As manufacturing of new drug formats such as fusion proteins, gene or cell therapies such as CAR-Ts, modified or multispecific antibodies is becoming highly complex, specialised CDMOs are predestined to become preferred future targets for the handful of integrated providers. Medium-sized biologics CDMOs have also made significant investments to become one-stop-shops.
With the establishment of FDA Breakthrough and EMA PRIME status, speed  from clinic to market has become even more significant in the commercialisation of biopharmaceuticals. For biotechs, the speed at which a CDMO can achieve milestones is crucial because short development times allow them to achieve next-stage funding.
In a way this market pressure is compensated by growing demands for more capacity: scale of production is expected to expand due to  longer life expectancy, even in emerging parts of the world, and expansion of drug development markets beyond the US and the EU.

Niche for CAR-T cell- and gene therapy specialists

Currently, one of the most targeted fields of expertise is the lucrative field of cancer immunotherapies and gene therapies, with annual cost of treatments of up to US$400,000 per patient. In the highly lucrative field of cancer immune therapies with genetically engineered T-cell receptors (i.e. CAR-T cells), the complex and costly process of production of autologous CAR-T cells is a major roadblock, according to MediGene’s CFO Thomas Taapken. Everyone in the market thus tries to find ways to reduce cost by trying to establish allogeneic CAR-Ts. According to Taapken, however, “this may take some time.“ Furthermore, the currently used lentiviral gene vectors often integrate into highly expressed coding regions of the T cell genome boosting the risk for cancer. However, tech providers are already working for a solution.
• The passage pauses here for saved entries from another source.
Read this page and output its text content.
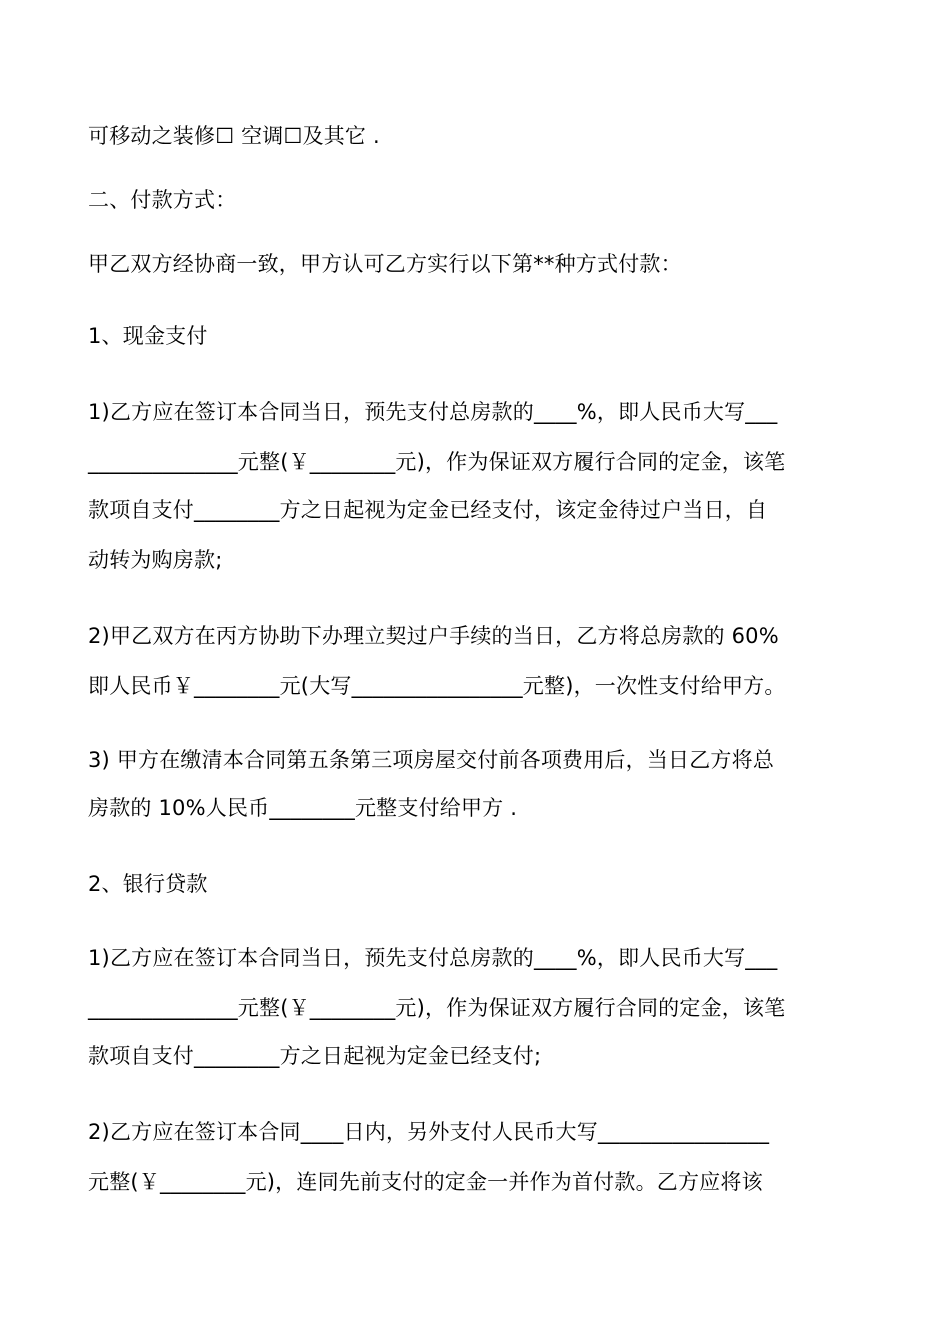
可移动之装修☐ 空调☐及其它 .
二、付款方式：
甲乙双方经协商一致，甲方认可乙方实行以下第**种方式付款：
1、现金支付
1)乙方应在签订本合同当日，预先支付总房款的____%，即人民币大写___
______________元整(￥________元)，作为保证双方履行合同的定金，该笔
款项自支付________方之日起视为定金已经支付，该定金待过户当日，自
动转为购房款;
2)甲乙双方在丙方协助下办理立契过户手续的当日，乙方将总房款的 60%
即人民币￥________元(大写________________元整)，一次性支付给甲方。
3) 甲方在缴清本合同第五条第三项房屋交付前各项费用后，当日乙方将总
房款的 10%人民币________元整支付给甲方 .
2、银行贷款
1)乙方应在签订本合同当日，预先支付总房款的____%，即人民币大写___
______________元整(￥________元)，作为保证双方履行合同的定金，该笔
款项自支付________方之日起视为定金已经支付;
2)乙方应在签订本合同____日内，另外支付人民币大写________________
元整(￥________元)，连同先前支付的定金一并作为首付款。乙方应将该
The second field of particular interest for M&A, but also for niche player expertise, is gene therapy as shown by the recent Shire-Servier deal. The dynamic is also demonstrated by the fact that 50% of the eight currently approved gene therapies – Imlygiuc (Amgen), Strimvelis (GlaxoSmithKlaine) Invossa (TissueGene/Kolon Life Sciences/Mitsubishi Tanabe), and Luxturma (Spark Therapeutics) – have been authorised in the past two-and-a-half years. And more than 350 gene therapies are under preclinical and clinical development – the majority of them gene replacement approaches (59%); 10% onkolytic therapies; and 20% cell-based immune therapies. With the first generation of products on the market to guide the way, and supportive regulatory partners, the time is right for new chapters on cell and gene therapy.